Contre les inerties fossiles, les énergies nouvelles !
 
    En effet, le soleil met à notre disposition une gigantesque centrale thermonucléaire qui présente l'avantage de donner son énergie tout en gardant ses déchets et qui ne tombe jamais en pannes! Son plus gros handicap ne serait-il pas, au contraire des énergies non renouvelables, qu'étant disponible pour toujours et pour tous, il ne peut être centralisé et monopolisé? Les gouvernements n'aiment donc guère privilégier une telle énergie, capable de favoriser l'indépendance de régions (au sens géopolitique) qui n'ont, à leurs yeux, que trop tendance à rechercher leur autonomie.
    Ne serait-il donc pas temps de redécouvrir les énergies renouvelables en tant que ressources de chaque région et de chaque pays? 
 Pourquoi faut-il s'obstiner à vouloir résoudre depuis l'occident et de la même manière, la problématique énergétique de pays tellement différents? Dans des contextes différents, des problèmes globaux exigent une adaptabilité des solutions, adaptabilité à rajouter à la trilogie du CME citée plus haut.

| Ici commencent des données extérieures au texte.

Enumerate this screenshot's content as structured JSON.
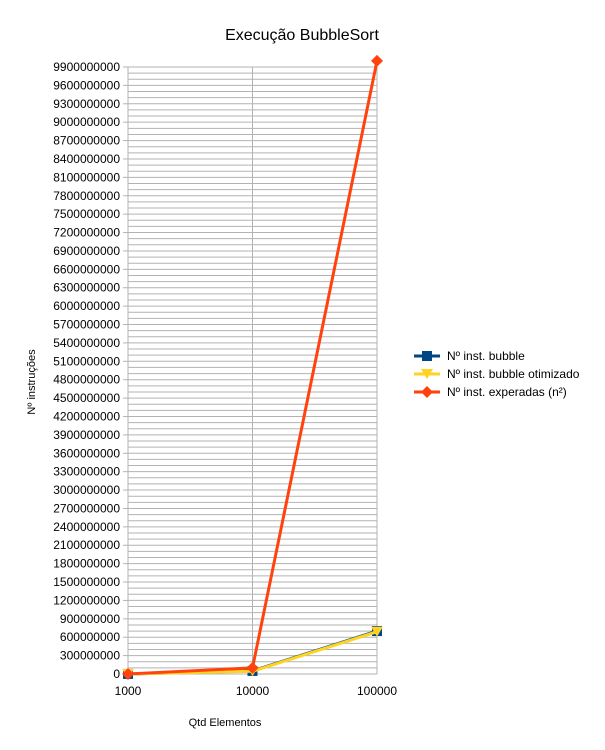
{
  "chart_data": {
    "type": "line",
    "title": "Execução BubbleSort",
    "xlabel": "Qtd Elementos",
    "ylabel": "Nº instruções",
    "categories": [
      "1000",
      "10000",
      "100000"
    ],
    "ylim": [
      0,
      9900000000
    ],
    "ytick_step": 300000000,
    "grid": true,
    "legend_position": "right",
    "series": [
      {
        "name": "Nº inst. bubble",
        "values": [
          1000000,
          50000000,
          700000000
        ],
        "color": "#004586",
        "marker": "square"
      },
      {
        "name": "Nº inst. bubble otimizado",
        "values": [
          1000000,
          45000000,
          690000000
        ],
        "color": "#ffd320",
        "marker": "triangle-down"
      },
      {
        "name": "Nº inst. experadas (n²)",
        "values": [
          1000000,
          100000000,
          10000000000
        ],
        "color": "#ff420e",
        "marker": "diamond"
      }
    ]
  }
}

    Pour faire la transition entre le précédent chapitre et le prochain, il est permis de douter des volontés disponibles tant que nous n'aurons pas compris qu'en fait la fameuse formule de Clausewitz - «War is merely a continuation of politics" by other means» se traduit hélas souvent à l'envers: «La politique est la continuation de la guerre avec d'autres moyens»!
Économie politique
 
    Personne ne peut plus nier la nécessité de modifier durablement nos comportements et pourtant quels sont les conseils que nos dirigeants nous donnent? Recommencez à consommer! Ceci revient à associer le gaspillage et ses multiples conséquences à un geste civique !
    La croissance durable est une utopie impossible à tenir et les politiques qui se fondent sur ce concept sont irréalistes, voire dangereuses, en parant au plus pressé avec des recettes d'autrefois. 

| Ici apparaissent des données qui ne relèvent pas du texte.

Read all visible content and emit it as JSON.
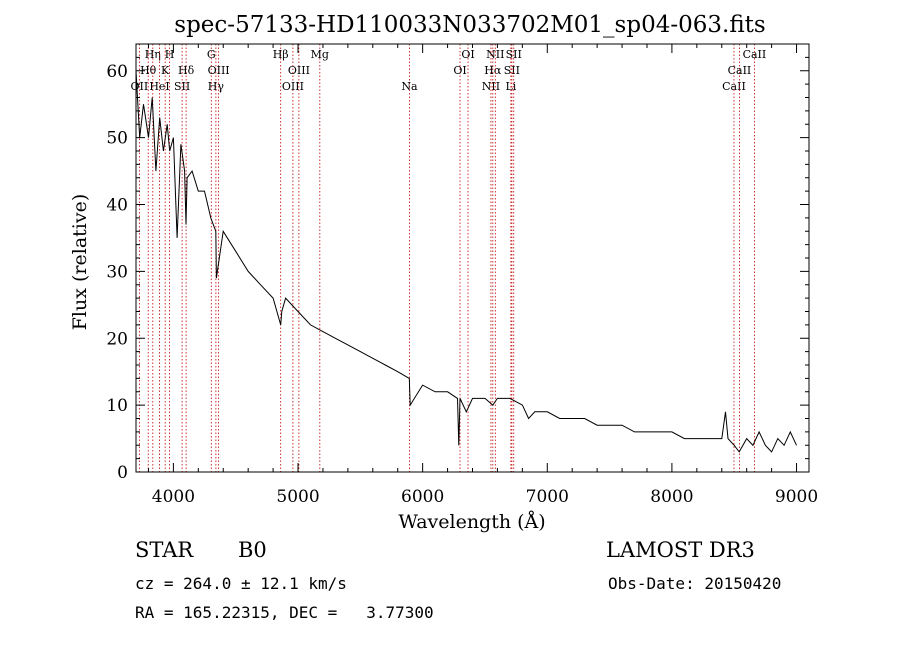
{
  "chart_data": {
    "type": "line",
    "title": "spec-57133-HD110033N033702M01_sp04-063.fits",
    "xlabel": "Wavelength (Å)",
    "ylabel": "Flux (relative)",
    "xlim": [
      3700,
      9100
    ],
    "ylim": [
      0,
      64
    ],
    "xticks": [
      4000,
      5000,
      6000,
      7000,
      8000,
      9000
    ],
    "yticks": [
      0,
      10,
      20,
      30,
      40,
      50,
      60
    ],
    "series": [
      {
        "name": "flux",
        "x": [
          3700,
          3730,
          3760,
          3800,
          3830,
          3860,
          3890,
          3920,
          3950,
          3970,
          4000,
          4030,
          4060,
          4090,
          4101,
          4110,
          4150,
          4200,
          4250,
          4300,
          4340,
          4345,
          4400,
          4500,
          4600,
          4700,
          4800,
          4861,
          4870,
          4900,
          5000,
          5100,
          5200,
          5300,
          5400,
          5500,
          5600,
          5700,
          5800,
          5893,
          5900,
          6000,
          6100,
          6200,
          6280,
          6290,
          6300,
          6350,
          6400,
          6500,
          6563,
          6600,
          6700,
          6800,
          6850,
          6900,
          7000,
          7100,
          7200,
          7300,
          7400,
          7500,
          7600,
          7700,
          7800,
          7900,
          8000,
          8100,
          8200,
          8300,
          8400,
          8430,
          8450,
          8500,
          8540,
          8600,
          8650,
          8700,
          8750,
          8800,
          8850,
          8900,
          8950,
          9000
        ],
        "y": [
          60,
          50,
          55,
          50,
          56,
          45,
          53,
          48,
          52,
          48,
          50,
          35,
          49,
          45,
          37,
          44,
          45,
          42,
          42,
          38,
          36,
          29,
          36,
          33,
          30,
          28,
          26,
          22,
          24,
          26,
          24,
          22,
          21,
          20,
          19,
          18,
          17,
          16,
          15,
          14,
          10,
          13,
          12,
          12,
          11,
          4,
          11,
          9,
          11,
          11,
          10,
          11,
          11,
          10,
          8,
          9,
          9,
          8,
          8,
          8,
          7,
          7,
          7,
          6,
          6,
          6,
          6,
          5,
          5,
          5,
          5,
          9,
          5,
          4,
          3,
          5,
          4,
          6,
          4,
          3,
          5,
          4,
          6,
          4
        ]
      }
    ],
    "lines": [
      {
        "name": "OII",
        "wave": 3727
      },
      {
        "name": "Hθ",
        "wave": 3798
      },
      {
        "name": "Hη",
        "wave": 3835
      },
      {
        "name": "HeI",
        "wave": 3889
      },
      {
        "name": "K",
        "wave": 3934
      },
      {
        "name": "H",
        "wave": 3969
      },
      {
        "name": "SII",
        "wave": 4070
      },
      {
        "name": "Hδ",
        "wave": 4102
      },
      {
        "name": "G",
        "wave": 4304
      },
      {
        "name": "Hγ",
        "wave": 4341
      },
      {
        "name": "OIII",
        "wave": 4363
      },
      {
        "name": "Hβ",
        "wave": 4861
      },
      {
        "name": "OIII",
        "wave": 4959
      },
      {
        "name": "OIII",
        "wave": 5007
      },
      {
        "name": "Mg",
        "wave": 5175
      },
      {
        "name": "Na",
        "wave": 5894
      },
      {
        "name": "OI",
        "wave": 6300
      },
      {
        "name": "OI",
        "wave": 6364
      },
      {
        "name": "NII",
        "wave": 6548
      },
      {
        "name": "Hα",
        "wave": 6563
      },
      {
        "name": "NII",
        "wave": 6583
      },
      {
        "name": "Li",
        "wave": 6708
      },
      {
        "name": "SII",
        "wave": 6716
      },
      {
        "name": "SII",
        "wave": 6731
      },
      {
        "name": "CaII",
        "wave": 8498
      },
      {
        "name": "CaII",
        "wave": 8542
      },
      {
        "name": "CaII",
        "wave": 8662
      }
    ]
  },
  "info": {
    "class": "STAR",
    "subclass": "B0",
    "survey": "LAMOST DR3",
    "cz": "cz = 264.0 ± 12.1 km/s",
    "obs_date": "Obs-Date: 20150420",
    "coords": "RA = 165.22315, DEC =   3.77300"
  },
  "colors": {
    "axis": "#000000",
    "spectrum": "#000000",
    "line_marker": "#c00000"
  }
}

Courte démonstration: une augmentation de 2% par an, qui semble bien modeste et raisonnable, correspond à une véritable explosion quand on raisonne à long terme: le doublement étant obtenu en moins de 35 ans, avec multiplication par 8 au bout d'un siècle et par 64 après seulement deux siècles! Vouloir toujours plus, c'est donc suicidaire !
    Vous voulez de l'énergie à n'importe quel prix? Vous voulez du confort sans éthique? Vous en aurez! Mais comment fournir de l'énergie à ce prix sans violence? Est-ce cela qu'on appelle «l'inévitable prix à payer » ou «risque acceptable») pour le “progrès”? Le rêve de toute-puissance et le confort des nantis ne sont que ceux des inerties!
Conclusions
 
    Le défi n'est donc pas seulement technologique, il est éminemment politique. Actuellement, la moitié du potentiel scientifique et technique mondial (consacré pour moitié aux recherches spatiales, militaires et nucléaires…) est utilisée pour développer des techniques qui ne peuvent pas intéresser les habitants des pays pauvres, c'est-à-dire plus de la moitié du globe. En renonçant à répéter les erreurs du passé, en développant des techniques plus simples et accessibles, les énergies renouvelables pourraient participer à réaliser le développement durable et donc jouer le rôle de stabilisateur social en étant instruments de paix.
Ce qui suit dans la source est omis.